Comprehensive Genetic Sequencing in Clinical Care: How to Get it Right

By: Peter Nelson, Senior Business Analyst, Translational Sciences

At UPMC, we are committed to building a health system where the right patient gets the right care, in the right way, at the right time, every time. The “Rights” of clinical management are used to support quality health care decision-making and use of clinical resources. These Rights often include the Right Patient, the Right Rationale, the Right Care or Test, the Right Time, and the Right Response and Follow-Up. As UPMC moves to support innovation in medicine, it is critical that we constantly evaluate new technology and new therapies to deliver the highest level of clinical care.

Although the care management pathways are well established in many clinical situations, comprehensive genetic testing, such as Whole Genome Sequencing (WGS) and Whole Exome Sequencing (WES), remains new territory for many medical providers. Historically, these types of sequencing have been prohibitively expensive, hard to interpret, and without clear impact on clinical care, especially compared to the targeted multi-gene panels developed for distinct clinical cases such as oncology and rare diseases.

The cost of comprehensive genetic sequencing, however, has decreased dramatically over the last decade, making the use of sequencing in the course of clinical care more economically feasible. Furthermore, with specific reimbursement rates for WGS and WES established by the Centers for Medicare & Medicaid, there is increasing support for the use of comprehensive sequencing in specific clinical situations.

However, despite the decrease in costs and increase in clinical interest, there are still many challenges to understand the Rights of comprehensive genetic sequencing within clinical care.

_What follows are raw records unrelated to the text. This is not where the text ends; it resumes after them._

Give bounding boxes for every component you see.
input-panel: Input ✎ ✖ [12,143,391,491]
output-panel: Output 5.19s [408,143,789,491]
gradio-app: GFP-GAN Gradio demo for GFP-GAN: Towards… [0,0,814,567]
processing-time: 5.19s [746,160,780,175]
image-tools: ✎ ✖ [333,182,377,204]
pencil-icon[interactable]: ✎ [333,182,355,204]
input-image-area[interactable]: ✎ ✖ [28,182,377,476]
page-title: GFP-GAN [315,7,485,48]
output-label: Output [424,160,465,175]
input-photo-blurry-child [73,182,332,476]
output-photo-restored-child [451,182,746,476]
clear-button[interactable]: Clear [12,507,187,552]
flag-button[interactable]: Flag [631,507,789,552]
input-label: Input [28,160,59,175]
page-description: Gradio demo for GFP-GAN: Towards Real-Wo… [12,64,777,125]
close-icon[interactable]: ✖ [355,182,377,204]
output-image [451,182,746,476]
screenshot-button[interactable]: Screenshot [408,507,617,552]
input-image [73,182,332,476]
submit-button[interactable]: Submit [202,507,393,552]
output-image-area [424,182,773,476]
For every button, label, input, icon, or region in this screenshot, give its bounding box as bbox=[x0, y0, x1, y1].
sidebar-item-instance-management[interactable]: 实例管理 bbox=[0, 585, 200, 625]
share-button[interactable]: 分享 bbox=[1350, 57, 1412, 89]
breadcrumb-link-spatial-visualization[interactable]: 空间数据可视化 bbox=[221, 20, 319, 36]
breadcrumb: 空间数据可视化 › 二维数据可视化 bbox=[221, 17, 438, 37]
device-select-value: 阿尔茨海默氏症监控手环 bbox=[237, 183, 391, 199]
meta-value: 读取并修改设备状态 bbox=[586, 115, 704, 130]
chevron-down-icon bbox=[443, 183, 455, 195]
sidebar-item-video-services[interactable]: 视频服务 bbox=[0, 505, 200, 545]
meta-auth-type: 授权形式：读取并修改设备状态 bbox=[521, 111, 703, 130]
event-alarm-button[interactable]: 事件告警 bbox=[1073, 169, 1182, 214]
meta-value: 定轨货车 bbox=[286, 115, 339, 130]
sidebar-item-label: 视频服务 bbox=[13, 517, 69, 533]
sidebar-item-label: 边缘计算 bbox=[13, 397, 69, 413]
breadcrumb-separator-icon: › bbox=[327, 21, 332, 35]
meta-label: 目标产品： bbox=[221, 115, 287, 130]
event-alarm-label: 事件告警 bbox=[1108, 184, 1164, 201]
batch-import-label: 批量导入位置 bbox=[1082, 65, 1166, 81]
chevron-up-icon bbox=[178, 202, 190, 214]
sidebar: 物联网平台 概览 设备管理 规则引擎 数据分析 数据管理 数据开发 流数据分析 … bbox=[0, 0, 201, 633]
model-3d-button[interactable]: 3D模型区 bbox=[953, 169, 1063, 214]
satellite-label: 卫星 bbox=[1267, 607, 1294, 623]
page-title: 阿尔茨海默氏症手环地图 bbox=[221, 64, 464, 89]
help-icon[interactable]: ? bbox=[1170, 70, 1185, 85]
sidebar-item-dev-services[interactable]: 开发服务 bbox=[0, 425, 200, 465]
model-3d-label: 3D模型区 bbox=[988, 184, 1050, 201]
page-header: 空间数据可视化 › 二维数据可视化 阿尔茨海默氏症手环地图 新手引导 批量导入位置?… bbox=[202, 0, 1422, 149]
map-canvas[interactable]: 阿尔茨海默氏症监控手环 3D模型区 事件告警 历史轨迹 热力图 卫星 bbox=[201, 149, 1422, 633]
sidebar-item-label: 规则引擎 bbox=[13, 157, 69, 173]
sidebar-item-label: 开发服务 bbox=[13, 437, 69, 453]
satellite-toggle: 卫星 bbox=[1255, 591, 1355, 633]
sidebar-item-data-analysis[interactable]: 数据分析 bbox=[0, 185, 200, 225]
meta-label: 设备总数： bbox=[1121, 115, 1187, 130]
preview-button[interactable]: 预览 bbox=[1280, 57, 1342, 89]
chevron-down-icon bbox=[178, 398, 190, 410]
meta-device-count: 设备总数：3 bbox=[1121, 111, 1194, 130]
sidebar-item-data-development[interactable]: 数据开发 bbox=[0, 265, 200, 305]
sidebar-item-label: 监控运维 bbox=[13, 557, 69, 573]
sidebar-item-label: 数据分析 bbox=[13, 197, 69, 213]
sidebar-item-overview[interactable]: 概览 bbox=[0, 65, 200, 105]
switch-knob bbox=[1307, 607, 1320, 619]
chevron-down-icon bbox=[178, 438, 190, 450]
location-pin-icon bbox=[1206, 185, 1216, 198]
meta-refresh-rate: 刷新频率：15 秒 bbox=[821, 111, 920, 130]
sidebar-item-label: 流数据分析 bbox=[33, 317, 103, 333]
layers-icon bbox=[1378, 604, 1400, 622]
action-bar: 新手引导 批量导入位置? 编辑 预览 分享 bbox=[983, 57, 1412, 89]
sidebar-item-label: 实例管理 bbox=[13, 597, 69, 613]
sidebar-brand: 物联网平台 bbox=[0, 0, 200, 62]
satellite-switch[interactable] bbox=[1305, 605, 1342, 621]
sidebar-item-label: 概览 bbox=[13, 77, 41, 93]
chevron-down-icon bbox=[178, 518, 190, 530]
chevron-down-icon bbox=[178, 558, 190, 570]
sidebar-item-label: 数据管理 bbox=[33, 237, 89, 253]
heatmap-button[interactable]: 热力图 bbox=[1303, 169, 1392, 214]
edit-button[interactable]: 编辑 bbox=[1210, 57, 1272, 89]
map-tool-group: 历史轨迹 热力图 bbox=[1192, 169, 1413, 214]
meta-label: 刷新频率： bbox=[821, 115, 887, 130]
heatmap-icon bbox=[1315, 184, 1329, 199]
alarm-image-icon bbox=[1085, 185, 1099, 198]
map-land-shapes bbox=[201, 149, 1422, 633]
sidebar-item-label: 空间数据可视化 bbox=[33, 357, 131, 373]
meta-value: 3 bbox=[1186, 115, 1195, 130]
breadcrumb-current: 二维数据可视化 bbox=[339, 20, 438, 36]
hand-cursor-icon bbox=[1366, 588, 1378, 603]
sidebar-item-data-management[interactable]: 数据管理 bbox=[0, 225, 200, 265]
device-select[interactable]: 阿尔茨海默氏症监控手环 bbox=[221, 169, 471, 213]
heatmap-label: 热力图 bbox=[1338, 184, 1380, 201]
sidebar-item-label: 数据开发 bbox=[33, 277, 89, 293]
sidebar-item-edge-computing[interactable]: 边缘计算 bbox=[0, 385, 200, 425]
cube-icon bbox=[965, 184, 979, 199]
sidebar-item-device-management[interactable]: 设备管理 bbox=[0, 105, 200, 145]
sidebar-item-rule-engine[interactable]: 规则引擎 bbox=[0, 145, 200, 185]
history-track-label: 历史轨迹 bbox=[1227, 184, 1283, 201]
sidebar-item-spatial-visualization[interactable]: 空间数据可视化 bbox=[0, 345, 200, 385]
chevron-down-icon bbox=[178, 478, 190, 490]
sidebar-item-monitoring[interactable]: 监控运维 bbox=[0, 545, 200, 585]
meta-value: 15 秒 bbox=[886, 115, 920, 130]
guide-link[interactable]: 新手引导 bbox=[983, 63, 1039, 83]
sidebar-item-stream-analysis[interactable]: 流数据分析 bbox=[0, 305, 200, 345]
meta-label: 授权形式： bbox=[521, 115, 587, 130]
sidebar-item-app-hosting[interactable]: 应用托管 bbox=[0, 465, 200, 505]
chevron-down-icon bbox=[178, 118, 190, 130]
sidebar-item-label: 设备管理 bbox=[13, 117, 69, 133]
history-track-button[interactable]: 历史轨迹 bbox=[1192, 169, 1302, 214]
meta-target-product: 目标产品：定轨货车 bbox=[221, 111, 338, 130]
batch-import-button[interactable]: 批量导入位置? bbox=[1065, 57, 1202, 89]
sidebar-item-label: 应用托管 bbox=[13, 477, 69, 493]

Right Patient and Rationale

For those who don’t specialize in genetic testing, it might not be obvious when a patient could benefit from genetic testing. While WGS or WES can be critical for diagnosis and treatment of some patients, it should not be considered the “one size fits all solution.” Ultimately, the choice to perform WGS or WES lies with the patient and their clinician; however, it is important that testing serves to inform clinical decision-making or to change the course of care. Having a justifiable rationale for testing is also critical in order to obtain reimbursement and avoid undue economic and resource burden on patients and health systems. Although regulatory agencies and professional associations have released guidelines to suggest patients and indications that may benefit from comprehensive genomic testing, many groups acknowledge the need for clinicians to continuously seek the most up-to-date information given the rapid evolution of the field.

Right Test

For genomic sequencing, this consideration includes whether WGS or WES is most appropriate for the patient’s clinical presentation, or if a cheaper targeted panel can accomplish the same ends. In general, the benefit of testing like WGS or WES is the ability to cut through complex clinical diagnostic pathways by having all genetic information at once, rather than sequential use of individual or limited genetic tests. The decreasing costs of sequencing are quickly making comprehensive sequencing economically beneficial over traditional testing. Additionally, as sequencing becomes more common, better tools are being developed to assist with the interpretation of genetic data and the ongoing combination of phenotypic observations with genomic findings. In the right situations, with right test and the right interpretation, broad genetic testing can provide clinical and economic benefit over traditional targeted testing.

Right Time

Testing should be completed with enough time to impact clinical course of care. For situations involving the neonatal intensive care unit and oncology treatment, rapid turnaround of results is often critical for informed decision-making regarding patient care. With new advancements in sequencing technologies and bioinformatic interpretation, WGS or WES can have a similar turnaround time as traditional targeted gene panels. The added benefit of WGS and WES is that results can be reevaluated in the future to derive new insights as research evolves and clinical standards change, which is generally not possible with traditional testing.

Right Response and Follow-Up

Without the correct follow-up with the patient and corresponding change to care, comprehensive testing ultimately provides limited clinical value. A complete review of the data and appropriate patient follow-up or re-engagement is critical, especially given the changing landscape of actionable genetic variants. However, before patient follow-up can be established, health systems need to ensure that physicians are prepared and armed with the knowledge to inform, advise, and follow-up with their patients, either on their own or in collaboration with genetic counselors, especially if broad testing results in unintended, but impactful or actionable genetic findings.

Although there are many more considerations that contribute to the proper use of genomic sequencing in clinical care, getting these initial complexities right requires a collaborative and innovative approach that evolves with the changing genomic and clinical landscape. Evaluation of genomic technologies and adoption into regular practice becomes increasingly important as genomic sequencing continues to become faster, less expensive, and ubiquitous within clinical and direct-to-consumer markets. Through the Translational Sciences division of UPMC Enterprises and the UPMC Genome Center, we are dedicated to using genomic sequencing to enable innovative research and enhance cutting-edge clinical care.